A group of GPs has called for a rethink of the NHS’s current guidelines regarding the treatment of erectile dysfunction, saying that the current policies are ‘discriminatory.’ Pulse, a weekly medical publication, has reported that as GPs get ready for a flood of patients seeking the new one-a-day treatment recently approved by the European medicine regulatory body, questions are starting to be raised as to the availability of free treatment.

At the moment, only 15% of patients are entitled to free treatment and the current Department of Health recommendation is that those patients should have enough pills for a sexual encounter once a week though as many as one in ten men suffer from the condition. Patients must have one of 12 conditions to be entitled to free treatment. The new treatment is a lower-dose version of the popular pill Cialis, which taken once a day would allow for spontaneous sexual encounters whenever desired.

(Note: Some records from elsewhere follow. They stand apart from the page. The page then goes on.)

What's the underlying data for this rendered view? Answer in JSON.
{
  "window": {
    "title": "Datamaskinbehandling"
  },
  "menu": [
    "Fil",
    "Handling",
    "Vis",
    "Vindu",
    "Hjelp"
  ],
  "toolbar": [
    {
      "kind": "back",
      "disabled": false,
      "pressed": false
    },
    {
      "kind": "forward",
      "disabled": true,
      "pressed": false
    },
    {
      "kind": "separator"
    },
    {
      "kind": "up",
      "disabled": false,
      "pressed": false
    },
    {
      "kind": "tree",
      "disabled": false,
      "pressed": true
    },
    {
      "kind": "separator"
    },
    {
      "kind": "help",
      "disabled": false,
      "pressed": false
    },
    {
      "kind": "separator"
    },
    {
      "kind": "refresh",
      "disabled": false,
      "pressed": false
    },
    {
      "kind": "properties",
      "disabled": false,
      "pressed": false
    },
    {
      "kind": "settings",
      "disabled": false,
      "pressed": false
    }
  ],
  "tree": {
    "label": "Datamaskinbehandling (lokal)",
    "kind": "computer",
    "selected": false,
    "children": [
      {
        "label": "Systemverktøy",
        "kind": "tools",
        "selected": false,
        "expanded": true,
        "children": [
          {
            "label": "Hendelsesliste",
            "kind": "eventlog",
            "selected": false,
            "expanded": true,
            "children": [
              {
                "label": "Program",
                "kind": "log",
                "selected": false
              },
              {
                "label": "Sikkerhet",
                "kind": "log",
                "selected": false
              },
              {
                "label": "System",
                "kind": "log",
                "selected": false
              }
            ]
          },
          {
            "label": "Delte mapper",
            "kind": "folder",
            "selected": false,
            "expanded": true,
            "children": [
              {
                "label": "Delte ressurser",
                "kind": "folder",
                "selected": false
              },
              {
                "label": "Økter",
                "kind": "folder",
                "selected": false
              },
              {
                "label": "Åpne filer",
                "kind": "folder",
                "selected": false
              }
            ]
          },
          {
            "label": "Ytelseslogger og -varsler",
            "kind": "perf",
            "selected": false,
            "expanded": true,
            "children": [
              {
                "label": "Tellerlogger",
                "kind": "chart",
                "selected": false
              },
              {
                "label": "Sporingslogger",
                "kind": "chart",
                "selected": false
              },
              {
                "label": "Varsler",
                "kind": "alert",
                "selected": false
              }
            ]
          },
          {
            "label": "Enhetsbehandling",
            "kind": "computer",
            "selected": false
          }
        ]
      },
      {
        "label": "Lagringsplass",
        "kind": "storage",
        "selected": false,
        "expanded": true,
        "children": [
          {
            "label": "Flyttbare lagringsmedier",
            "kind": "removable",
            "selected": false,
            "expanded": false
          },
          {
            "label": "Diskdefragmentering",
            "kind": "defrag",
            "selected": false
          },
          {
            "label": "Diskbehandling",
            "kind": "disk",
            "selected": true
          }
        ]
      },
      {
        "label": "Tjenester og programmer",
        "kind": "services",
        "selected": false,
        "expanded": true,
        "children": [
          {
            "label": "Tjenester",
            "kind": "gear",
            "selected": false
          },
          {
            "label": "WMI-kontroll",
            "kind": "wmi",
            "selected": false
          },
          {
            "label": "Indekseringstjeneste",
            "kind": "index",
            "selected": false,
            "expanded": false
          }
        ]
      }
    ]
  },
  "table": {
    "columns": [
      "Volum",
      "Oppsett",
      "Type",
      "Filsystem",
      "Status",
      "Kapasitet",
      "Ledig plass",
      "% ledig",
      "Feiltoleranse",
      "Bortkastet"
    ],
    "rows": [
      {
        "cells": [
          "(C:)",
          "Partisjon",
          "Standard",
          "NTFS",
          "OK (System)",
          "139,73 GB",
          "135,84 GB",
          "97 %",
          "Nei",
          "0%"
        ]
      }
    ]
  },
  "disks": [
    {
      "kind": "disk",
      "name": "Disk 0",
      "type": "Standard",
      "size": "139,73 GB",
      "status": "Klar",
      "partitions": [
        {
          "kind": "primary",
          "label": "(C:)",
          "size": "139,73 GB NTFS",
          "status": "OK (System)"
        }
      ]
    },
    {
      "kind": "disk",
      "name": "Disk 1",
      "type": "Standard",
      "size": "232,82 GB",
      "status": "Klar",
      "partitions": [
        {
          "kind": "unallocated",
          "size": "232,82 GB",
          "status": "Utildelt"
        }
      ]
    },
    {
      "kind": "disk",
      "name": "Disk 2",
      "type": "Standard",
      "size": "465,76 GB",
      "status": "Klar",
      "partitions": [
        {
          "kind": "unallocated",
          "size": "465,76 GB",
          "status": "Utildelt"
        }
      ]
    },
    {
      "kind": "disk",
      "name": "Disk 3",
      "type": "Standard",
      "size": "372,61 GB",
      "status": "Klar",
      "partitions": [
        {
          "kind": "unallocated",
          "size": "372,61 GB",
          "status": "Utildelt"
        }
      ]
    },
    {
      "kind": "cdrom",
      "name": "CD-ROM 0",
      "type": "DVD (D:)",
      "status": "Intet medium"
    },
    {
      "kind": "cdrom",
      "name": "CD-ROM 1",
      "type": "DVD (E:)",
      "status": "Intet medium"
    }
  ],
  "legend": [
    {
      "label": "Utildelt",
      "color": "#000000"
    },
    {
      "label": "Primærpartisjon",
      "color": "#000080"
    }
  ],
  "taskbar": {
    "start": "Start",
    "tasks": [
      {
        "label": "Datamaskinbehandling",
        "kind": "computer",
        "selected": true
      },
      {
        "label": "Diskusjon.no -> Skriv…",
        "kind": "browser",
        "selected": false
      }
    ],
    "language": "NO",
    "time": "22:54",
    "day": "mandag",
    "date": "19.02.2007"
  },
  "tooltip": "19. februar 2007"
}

Professor Mike Kirby, a former urology specialist and visiting professor at the University of Hertfordshire said that he did “not think it is right to keep free treatment restricted full stop, and it’s a great shame that it has not been reviewed.” Another doctor, Patrick Wright, said that he found it odd that someone with mild diabetes was eligible while someone with cardiovascular disease was not.

The Department of Health said that while they believed that one treatment per week was suitable for most patients, it was recommended that doctors treat on a case-by-case basis, meaning that some patients might be prescribed more than one treatment a week.